🤖 AI Summary
This study addresses the design of auction mechanisms for unit-demand agents with non-quasilinear preferences, aiming to simultaneously satisfy strategy-proofness, individual rationality, and fairness. By introducing the Minimum Walrasian Equilibrium Price (MWEP) mechanism, the paper provides the first characterization of this mechanism from a fairness—rather than efficiency—perspective. It establishes the uniqueness of the MWEP mechanism over a broad preference domain that encompasses all classical preference types. The mechanism unifies several key properties: strategy-proofness, individual rationality, equal treatment of equals, no waste, and no subsidy, thereby filling a significant gap in the existing literature regarding the understanding and theoretical foundation of the MWEP mechanism.
📝 Abstract
We study a model of auction design where a seller is selling a set of objects to a set of agents who can be assigned no more than one object. Each agent's preference over (object, payment) pair need not be quasilinear.
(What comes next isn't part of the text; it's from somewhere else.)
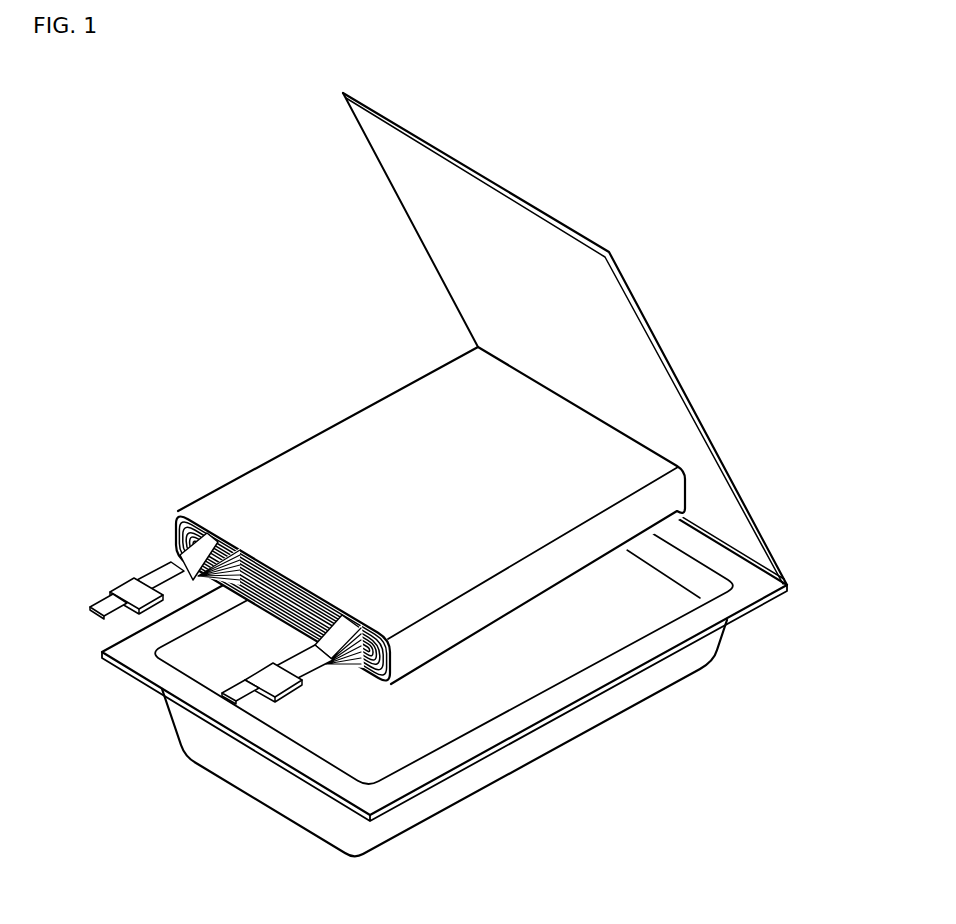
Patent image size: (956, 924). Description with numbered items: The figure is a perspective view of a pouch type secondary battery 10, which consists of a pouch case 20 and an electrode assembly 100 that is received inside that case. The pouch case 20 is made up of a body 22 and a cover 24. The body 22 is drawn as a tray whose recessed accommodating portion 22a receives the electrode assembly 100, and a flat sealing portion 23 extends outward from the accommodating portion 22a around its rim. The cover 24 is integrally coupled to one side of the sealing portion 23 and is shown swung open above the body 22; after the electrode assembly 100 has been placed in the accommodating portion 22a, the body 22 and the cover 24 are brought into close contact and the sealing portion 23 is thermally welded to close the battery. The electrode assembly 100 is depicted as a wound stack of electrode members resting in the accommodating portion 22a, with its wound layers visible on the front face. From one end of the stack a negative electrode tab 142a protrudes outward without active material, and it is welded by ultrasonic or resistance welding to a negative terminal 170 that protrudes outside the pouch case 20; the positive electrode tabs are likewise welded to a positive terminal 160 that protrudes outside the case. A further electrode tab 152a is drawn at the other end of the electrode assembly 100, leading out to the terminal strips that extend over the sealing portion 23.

If the domain contains all classical preferences, we show that there is a unique mechanism, the minimum Walrasian equilibrium price (MWEP) mechanism, which is strategy-proof, individually rational, and satisfies equal treatment of equals, no-wastage (every object is allocated to some agent), and no-subsidy (no agent is subsidized). This provides an equity-based characterization of the MEWP mechanism, and complements the efficiency-based characterization of the MWEP mechanism known in the literature.